Nurturing Minds Executive Director, Laura DeDominicis, writes about the 2017 SEGA Study Abroad Program
This fall, for the third year, Nurturing Minds ran a five-week study abroad program bringing two SEGA students to the United States to study English intensively, experience a cultural exchange and act as ambassadors for their school. Esther and Jacqueline were the two talented girls selected for their strong leadership potential, academic performance, excellent behavior and because they are both confident and respectful.
The girls arrived in Boston in early November and were accompanied on their long journey from Tanzania to the U.S. by four of our English Fluency volunteers from New Hampshire who were just returning from spending two weeks teaching our youngest students English at SEGA. Once in the U.S. the girls started English classes right away. They absolutely loved their school OHC (Oxford House College) located in Boston’s Quincy Market and feel they learned a lot including lots of new vocabulary and idioms. After their final day of class their teacher treated them to ice skating in government center! Definitely an experience to remember.
Each girl stayed with a host family and was able to make a deeper connection with teens their age as well as become immersed in what daily life is like living in the U.S.

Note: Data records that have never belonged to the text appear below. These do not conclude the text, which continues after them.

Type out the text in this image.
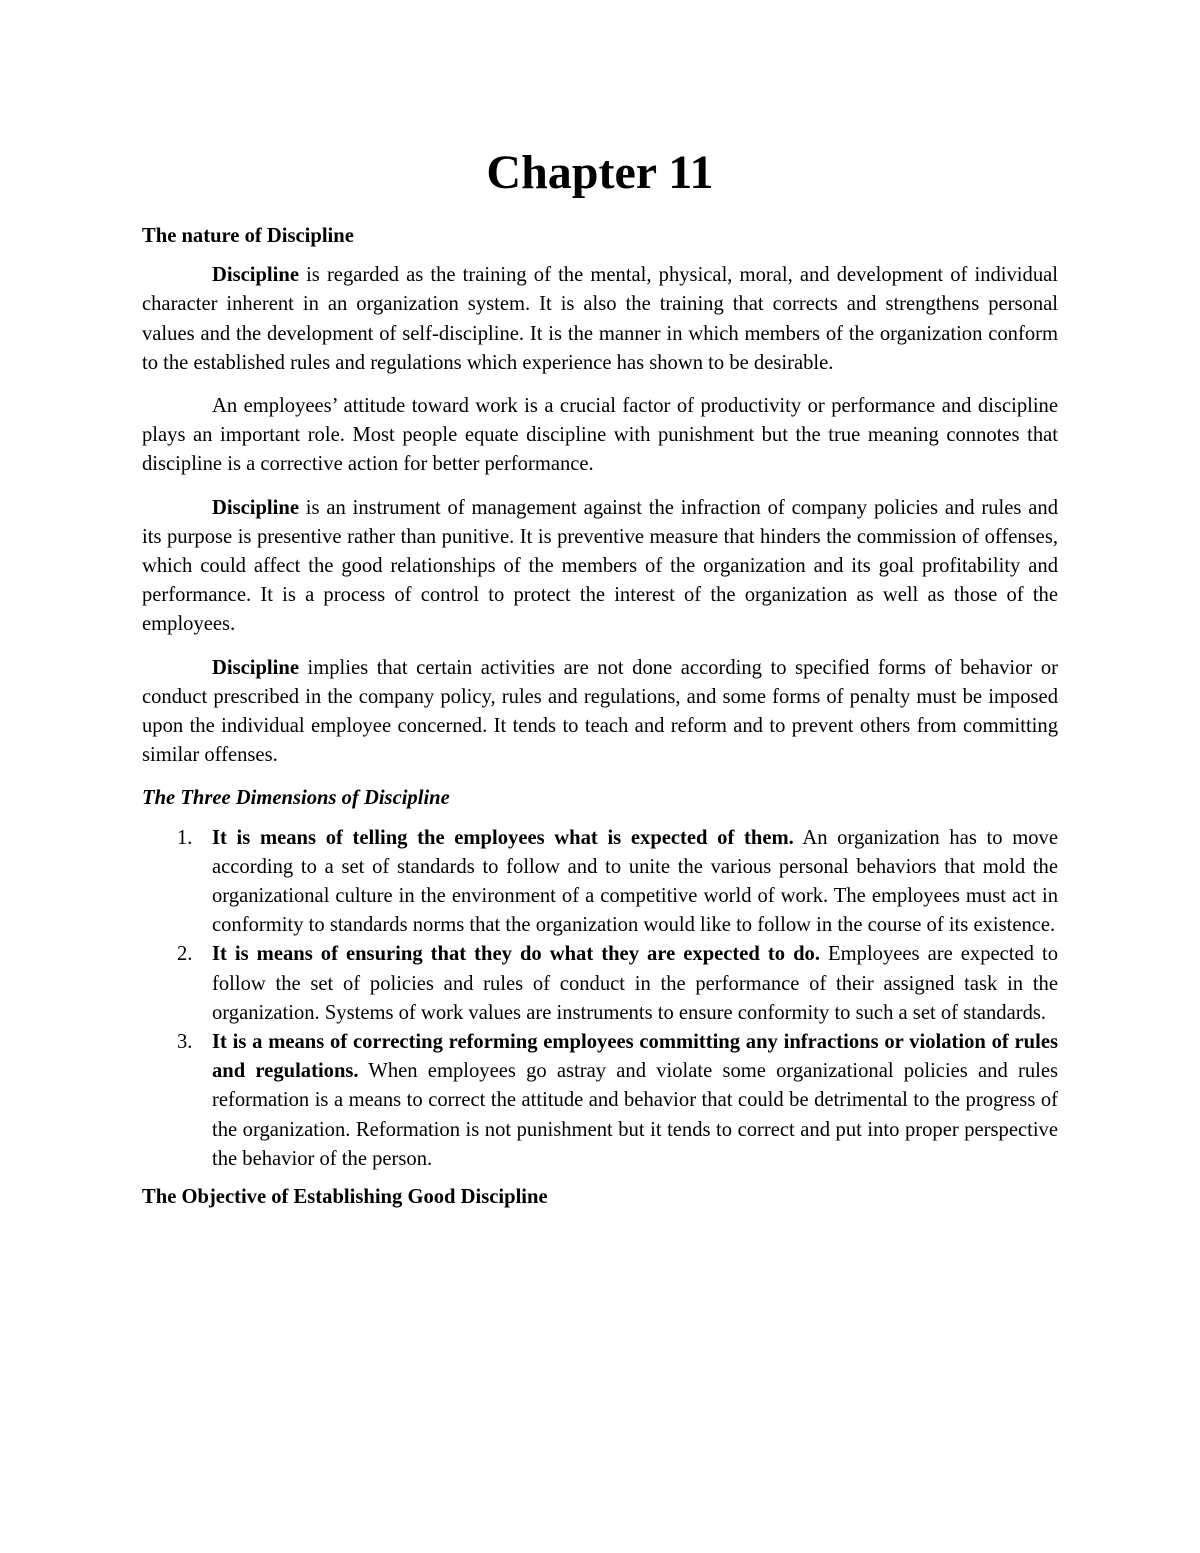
Chapter 11
The nature of Discipline

Discipline is regarded as the training of the mental, physical, moral, and development of individual character inherent in an organization system. It is also the training that corrects and strengthens personal values and the development of self-discipline. It is the manner in which members of the organization conform to the established rules and regulations which experience has shown to be desirable.

An employees’ attitude toward work is a crucial factor of productivity or performance and discipline plays an important role. Most people equate discipline with punishment but the true meaning connotes that discipline is a corrective action for better performance.

Discipline is an instrument of management against the infraction of company policies and rules and its purpose is presentive rather than punitive. It is preventive measure that hinders the commission of offenses, which could affect the good relationships of the members of the organization and its goal profitability and performance. It is a process of control to protect the interest of the organization as well as those of the employees.

Discipline implies that certain activities are not done according to specified forms of behavior or conduct prescribed in the company policy, rules and regulations, and some forms of penalty must be imposed upon the individual employee concerned. It tends to teach and reform and to prevent others from committing similar offenses.

The Three Dimensions of Discipline
1. It is means of telling the employees what is expected of them. An organization has to move according to a set of standards to follow and to unite the various personal behaviors that mold the organizational culture in the environment of a competitive world of work. The employees must act in conformity to standards norms that the organization would like to follow in the course of its existence.
2. It is means of ensuring that they do what they are expected to do. Employees are expected to follow the set of policies and rules of conduct in the performance of their assigned task in the organization. Systems of work values are instruments to ensure conformity to such a set of standards.
3. It is a means of correcting reforming employees committing any infractions or violation of rules and regulations. When employees go astray and violate some organizational policies and rules reformation is a means to correct the attitude and behavior that could be detrimental to the progress of the organization. Reformation is not punishment but it tends to correct and put into proper perspective the behavior of the person.
The Objective of Establishing Good Discipline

“Jacqueline quickly became a member of the family, doing homework at night with my kids and helping prepare meals. Her passion to fight for girls’ rights is so inspiring and I have no doubt she will be able to make real change in Tanzania in the future.” – Marian McDonagh, Jacqueline’s Host Mother
Finally, the girls took a week-long road trip to meet with Nurturing Minds’ supporters and school groups in Philadelphia, Washington D.C., New York City, Connecticut and New Hampshire. Times Square was one of the biggest highlights! In each location they visited they shared their stories and journeys from attending primary schools where 500 students shared 2 teachers and often one book, to walking long distances to get to school, and needing to help their families with farming at the end of a long school day. Despite these hurtles once at SEGA both girls have thrived and have great ambitions for their futures. Esther would like to be an economist so she can improve the livelihoods of the people in her community so that they can afford to send their children to school. Jacqueline, who was SEGA’s Head Girl this past year, dreams of pursuing a law degree so she can fight for girls’ rights in Tanzania!